Really? Are you really sure, when talking about anti-EU mobilisation for next year’s elections, that you want to borrow the words of President Bush, speaking about Iraqi militants attacking US troops way back in 2003? You don’t think that might be, erm… tempting fate just a little? Just a tad unfortunate, perhaps?

And so my hopes for these elections continue to diminish. I’ve yet to hear any senior UK party figures (bar the single-issue UKIP and racist maniacs in the BNP) make any mention of the things. And the likelihood of these being the first elections in which I have been entitled to vote in which I decide not to bother rises by the day.

Then again, a surge in the anti-EU / eurosceptic vote could actually be a good thing. It may just – if it is sufficiently EU-wide, and not just among the usual suspects of the UK, Denmark, and so on – finally make these idiots we’ve got running things realise that, erm… the EU needs something rather more than half-hearted publicity drives to boost turnout and more shoddy compromise treaties. It might just, if we’re lucky, make them realise that the organisation’s in the midst of a serious identity crisis – one that will take some genuinely radical changes in attitude and approach to sort out.

I doubt it, but live in hope, eh?


  1. NM Do have any thoughts on what effect if any Declan Ganley`s party might have?

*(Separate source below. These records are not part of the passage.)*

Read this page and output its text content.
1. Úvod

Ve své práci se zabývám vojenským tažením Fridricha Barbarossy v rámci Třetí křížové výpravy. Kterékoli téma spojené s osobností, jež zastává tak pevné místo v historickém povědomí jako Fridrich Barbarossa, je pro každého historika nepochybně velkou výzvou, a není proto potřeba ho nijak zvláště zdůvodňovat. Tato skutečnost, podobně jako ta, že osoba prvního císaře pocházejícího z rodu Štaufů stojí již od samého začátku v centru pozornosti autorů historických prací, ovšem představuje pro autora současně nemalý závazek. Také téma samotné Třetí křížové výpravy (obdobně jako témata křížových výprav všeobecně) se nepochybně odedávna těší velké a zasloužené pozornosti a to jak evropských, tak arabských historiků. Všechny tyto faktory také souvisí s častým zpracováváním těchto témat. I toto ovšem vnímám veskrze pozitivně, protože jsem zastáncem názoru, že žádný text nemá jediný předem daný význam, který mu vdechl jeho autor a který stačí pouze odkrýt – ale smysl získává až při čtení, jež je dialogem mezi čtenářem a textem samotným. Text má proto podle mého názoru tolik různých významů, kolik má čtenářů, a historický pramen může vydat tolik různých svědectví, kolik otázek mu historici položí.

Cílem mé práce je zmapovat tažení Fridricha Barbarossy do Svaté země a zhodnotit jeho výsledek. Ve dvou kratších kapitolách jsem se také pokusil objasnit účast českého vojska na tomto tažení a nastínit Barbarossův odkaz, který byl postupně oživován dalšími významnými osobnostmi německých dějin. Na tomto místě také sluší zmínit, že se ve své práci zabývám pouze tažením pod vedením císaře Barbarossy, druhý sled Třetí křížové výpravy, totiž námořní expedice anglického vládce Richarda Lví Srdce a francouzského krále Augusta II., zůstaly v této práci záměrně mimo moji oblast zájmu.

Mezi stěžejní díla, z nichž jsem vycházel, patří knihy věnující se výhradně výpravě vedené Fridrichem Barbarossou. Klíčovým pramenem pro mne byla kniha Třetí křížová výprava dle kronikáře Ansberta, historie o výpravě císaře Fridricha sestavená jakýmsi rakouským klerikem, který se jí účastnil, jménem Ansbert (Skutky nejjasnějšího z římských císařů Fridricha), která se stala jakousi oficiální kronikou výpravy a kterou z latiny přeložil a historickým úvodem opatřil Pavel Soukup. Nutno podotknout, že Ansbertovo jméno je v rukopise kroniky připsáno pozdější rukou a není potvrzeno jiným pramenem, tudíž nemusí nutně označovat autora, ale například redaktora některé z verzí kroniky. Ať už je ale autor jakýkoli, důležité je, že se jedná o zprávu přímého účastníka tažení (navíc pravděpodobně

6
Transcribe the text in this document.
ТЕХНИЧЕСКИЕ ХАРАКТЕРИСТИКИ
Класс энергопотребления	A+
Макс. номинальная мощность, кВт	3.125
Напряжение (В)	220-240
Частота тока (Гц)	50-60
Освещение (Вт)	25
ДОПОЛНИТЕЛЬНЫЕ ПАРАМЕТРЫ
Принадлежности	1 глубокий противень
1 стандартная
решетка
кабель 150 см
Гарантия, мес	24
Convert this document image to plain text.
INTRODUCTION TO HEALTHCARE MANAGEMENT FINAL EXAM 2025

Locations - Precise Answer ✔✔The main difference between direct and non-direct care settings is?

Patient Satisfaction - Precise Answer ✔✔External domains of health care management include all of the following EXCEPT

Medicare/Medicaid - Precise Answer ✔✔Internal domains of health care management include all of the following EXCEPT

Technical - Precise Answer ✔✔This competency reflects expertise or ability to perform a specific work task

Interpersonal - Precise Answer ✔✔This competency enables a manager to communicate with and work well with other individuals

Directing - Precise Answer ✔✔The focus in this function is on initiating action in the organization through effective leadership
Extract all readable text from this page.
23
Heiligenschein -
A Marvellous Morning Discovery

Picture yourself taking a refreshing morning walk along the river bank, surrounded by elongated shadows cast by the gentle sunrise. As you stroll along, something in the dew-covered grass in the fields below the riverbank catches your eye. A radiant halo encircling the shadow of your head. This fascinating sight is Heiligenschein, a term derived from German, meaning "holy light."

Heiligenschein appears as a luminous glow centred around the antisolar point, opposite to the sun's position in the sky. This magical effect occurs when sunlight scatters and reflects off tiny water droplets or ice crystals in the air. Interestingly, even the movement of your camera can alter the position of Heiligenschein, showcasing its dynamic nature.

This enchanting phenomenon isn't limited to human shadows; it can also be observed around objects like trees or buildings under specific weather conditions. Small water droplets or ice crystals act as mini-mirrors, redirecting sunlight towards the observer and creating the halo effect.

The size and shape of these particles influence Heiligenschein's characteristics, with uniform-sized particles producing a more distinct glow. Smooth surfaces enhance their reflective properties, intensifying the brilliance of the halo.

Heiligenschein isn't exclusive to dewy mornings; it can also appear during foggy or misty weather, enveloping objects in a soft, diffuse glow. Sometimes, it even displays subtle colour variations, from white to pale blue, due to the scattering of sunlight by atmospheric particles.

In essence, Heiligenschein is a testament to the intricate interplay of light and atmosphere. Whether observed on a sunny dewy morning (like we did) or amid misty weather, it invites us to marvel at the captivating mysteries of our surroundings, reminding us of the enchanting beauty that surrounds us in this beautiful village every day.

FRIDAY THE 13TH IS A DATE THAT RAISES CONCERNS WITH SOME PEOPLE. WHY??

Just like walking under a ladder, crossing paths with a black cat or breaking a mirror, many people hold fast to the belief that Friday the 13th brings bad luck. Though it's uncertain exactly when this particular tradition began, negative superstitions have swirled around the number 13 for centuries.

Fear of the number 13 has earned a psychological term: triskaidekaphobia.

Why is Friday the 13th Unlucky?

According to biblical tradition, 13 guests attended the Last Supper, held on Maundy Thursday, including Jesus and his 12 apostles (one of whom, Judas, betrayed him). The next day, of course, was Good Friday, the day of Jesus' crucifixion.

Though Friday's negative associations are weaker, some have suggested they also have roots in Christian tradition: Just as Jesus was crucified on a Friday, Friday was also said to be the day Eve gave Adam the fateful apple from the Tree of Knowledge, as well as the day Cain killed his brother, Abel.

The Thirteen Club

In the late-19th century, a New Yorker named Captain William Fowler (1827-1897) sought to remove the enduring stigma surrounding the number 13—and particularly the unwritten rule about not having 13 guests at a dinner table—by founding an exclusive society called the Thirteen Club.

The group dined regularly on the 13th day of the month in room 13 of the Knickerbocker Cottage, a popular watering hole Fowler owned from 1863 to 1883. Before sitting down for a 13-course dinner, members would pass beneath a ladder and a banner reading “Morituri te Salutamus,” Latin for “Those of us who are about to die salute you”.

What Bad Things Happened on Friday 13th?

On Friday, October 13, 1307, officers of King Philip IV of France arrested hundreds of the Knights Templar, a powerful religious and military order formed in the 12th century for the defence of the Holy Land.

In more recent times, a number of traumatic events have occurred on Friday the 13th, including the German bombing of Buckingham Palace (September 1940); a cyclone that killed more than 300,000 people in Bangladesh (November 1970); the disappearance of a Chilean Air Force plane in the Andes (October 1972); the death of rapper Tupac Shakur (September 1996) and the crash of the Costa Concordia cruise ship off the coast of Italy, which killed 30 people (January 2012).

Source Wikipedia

  2. Impossible to say at this stage, for a number of reasons:

    1) We don’t yet know how many candidates (if any) Libertas will be running, or where
    2) We don’t know what their campaign is going to focus on
    3) We don’t know what impact (if any) the shift from Republican to Democrat will have on them considering the allegations of their close ties to the current US administration

    A genuinely pan-European pro-reform (but not anti-EU) political party could be exactly what’s needed. But there remain far too many unknowns about both Ganley and his organisation to be able to make any sensible judgements about it just yet. What is known of Ganley and his business dealings hardly makes me overly optimistic that his motives are entirely altruistic.

    Having said that, I’m keeping my fingers crossed that Libertas’ pro-democracy, pro-reform, pro-integration rhetoric is actually belief (the rumoured involvement of Jens-Peter Bonde is a promising sign, for example) – though I remain sceptical about the group’s motives, largely due to a combination of the secrecy that still surrounds its funding, the fact that its arguments against the Lisbon Treaty in the Irish referendum campaign largely consisted of nationalistic ones about Ireland losing influence, and thanks to most other “pro-reform” organisations in the past having turned out instead to be anti-EU. A reformist party I could get behind. Another anti-EU one in disguise? No thanks.

  3. Oh, and one last thing – the clincher will be where Libertas decides to run. If it avoids putting candidates up against existing anti-EU/eurosceptic parties like UKIP or Denmark’s June Movement, that’ll be a good indication that the “reform” rhetoric is just fluff. If it DOES run against anti-EU parties, expect their share of the vote to go down. Which could, short-term, reduce the number of eurosceptics in the European Parliament – but which would, longer-term, simply lead to the current resentment continuing to grow, so that by the NEXT EP elections we might be ready for some serious changes.

  4. Pingback: Libertas launches | Nosemonkey’s EUtopia

  5. Pingback: Nosemonkey » Libertas launches

  6. Senior (?) Uk party figures wont say much on the EU because they want it to remain the “elephant in the room”,something that noone talks about. To show the spotlight on this project and its impact on the UK would wake the electorate up, who may spoil the party by demanding that British politicians and civil servants actually work for Britain`s interest, and not the system that propagates their sinicures.
    Yes I do say it is a stitch up ,aided by the BBC.

  7. I don’t think Libertas will have much success at all. Election to the EP isn’t pan-European. They’re not going to be able to organize in so many countries in just six months. And, especially as Nosemonkey pointed out, they might end up competing with existing eurosceptic parties.

    But though, as long as European politics gets the spotlight this is fine by me. It’ll be great if turnout increases and more news media spotlight gets focused on the race. All I wish for right now is a good campaign by the pro-EU parties.